While data anchoring produces proofs of timestamp, signature anchoring produces proofs of seal or proofs of signature. Both types of proofs are technically equivalent, but their purpose differs:

  • a proof of seal proves the signature of a data by an organization. The signature is usually automated within a data processing workflow.
    A proof of seal allows to check the identity of the sealer and the control of the signing key by the organization by querying the organization's identity server (which is achieved by issuing a signature challenge to the identity server).

  • a proof of signature proves the signature of a data by an individual. The signature is usually interactive and on demand.
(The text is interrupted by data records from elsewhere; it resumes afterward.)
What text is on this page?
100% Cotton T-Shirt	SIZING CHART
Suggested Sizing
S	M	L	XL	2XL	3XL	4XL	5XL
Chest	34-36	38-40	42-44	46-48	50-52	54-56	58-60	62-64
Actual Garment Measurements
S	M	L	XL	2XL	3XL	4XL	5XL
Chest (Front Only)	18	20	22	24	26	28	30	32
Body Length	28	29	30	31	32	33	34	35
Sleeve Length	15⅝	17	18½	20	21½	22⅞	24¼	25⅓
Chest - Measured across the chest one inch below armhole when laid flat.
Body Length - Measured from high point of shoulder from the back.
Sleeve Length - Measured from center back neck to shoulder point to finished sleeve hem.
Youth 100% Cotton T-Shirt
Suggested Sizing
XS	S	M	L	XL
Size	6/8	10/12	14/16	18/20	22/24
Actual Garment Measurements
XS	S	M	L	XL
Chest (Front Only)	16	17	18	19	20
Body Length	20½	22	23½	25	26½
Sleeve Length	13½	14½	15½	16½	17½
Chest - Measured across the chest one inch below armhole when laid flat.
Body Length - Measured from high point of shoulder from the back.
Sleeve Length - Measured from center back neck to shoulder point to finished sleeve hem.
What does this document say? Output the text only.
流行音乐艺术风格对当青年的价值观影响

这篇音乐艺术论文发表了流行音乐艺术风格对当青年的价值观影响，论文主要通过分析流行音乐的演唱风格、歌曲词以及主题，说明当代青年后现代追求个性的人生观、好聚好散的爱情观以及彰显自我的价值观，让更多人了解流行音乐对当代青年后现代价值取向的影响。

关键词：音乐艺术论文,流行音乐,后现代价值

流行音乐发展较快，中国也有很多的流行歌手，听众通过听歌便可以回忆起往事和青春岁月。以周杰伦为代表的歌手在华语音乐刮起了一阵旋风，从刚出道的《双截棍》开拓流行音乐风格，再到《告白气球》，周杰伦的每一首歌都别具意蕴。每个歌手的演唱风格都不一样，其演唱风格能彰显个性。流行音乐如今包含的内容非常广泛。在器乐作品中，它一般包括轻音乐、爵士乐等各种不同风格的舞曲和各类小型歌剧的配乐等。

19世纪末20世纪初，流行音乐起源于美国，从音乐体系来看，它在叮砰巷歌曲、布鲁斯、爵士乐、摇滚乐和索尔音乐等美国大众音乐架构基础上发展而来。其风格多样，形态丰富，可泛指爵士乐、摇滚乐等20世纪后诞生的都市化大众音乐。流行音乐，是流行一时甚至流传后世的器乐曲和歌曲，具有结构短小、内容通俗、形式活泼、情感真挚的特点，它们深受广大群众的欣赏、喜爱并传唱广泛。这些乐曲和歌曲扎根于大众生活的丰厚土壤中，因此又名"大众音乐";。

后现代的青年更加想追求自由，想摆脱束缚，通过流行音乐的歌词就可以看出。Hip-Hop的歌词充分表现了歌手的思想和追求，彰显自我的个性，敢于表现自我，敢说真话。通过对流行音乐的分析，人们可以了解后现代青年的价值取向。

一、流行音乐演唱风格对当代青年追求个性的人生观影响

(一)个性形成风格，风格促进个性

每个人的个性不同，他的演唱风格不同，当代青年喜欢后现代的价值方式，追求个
A proof of signature is always associated with a signature request managed by a trusted third-party (usually Woleet) so that more evidences of the signature can be provided, such as a complete audit trail sealed by the trusted thrid-party.
    A proof of signature allows to check the identity of the signer by querying the trusted thrid-party's identity server.

In both cases, the proof is a Chainpoint compatible proof receipt with an additional signature property containing 3 mandatory sub-properties, and 1 optional:

  • signedHash: the SHA256 hash (ie. the fingerprint) of the original data (this hash is what is actually signed)
  • pubKey: the Bitcoin address of the signer
  • signature: the signature of the content of « signedHash » using the « pubKey » Bitcoin address of the signer
  • identityURL: an optional web hook used to:
    • retrieve the identity of the sealer/signer from his bitcoin address
    • verify the control of the private key associated with the Bitcoin address by the identity server (for seals only)

Note also that the targetHash property of the Chainpoint receipt is the SHA256 hash of the signature instead of the SHA256 hash of the data. Consequently, verifying a signature anchoring receipt using the regular Chainpoint verification process proves that the signature (and by transitivity the data) existed at some point in time: a signature receipt is thus equivalent to a regular anchoring receipt.

The verification process continues with the verification of the signature: the signature provided must be a valid signature of the hash of the original data produced using the signer’s Bitcoin address.

Optionally, if the identityURL property is provided, the verification process is completed by an identity verification process (see Identity management).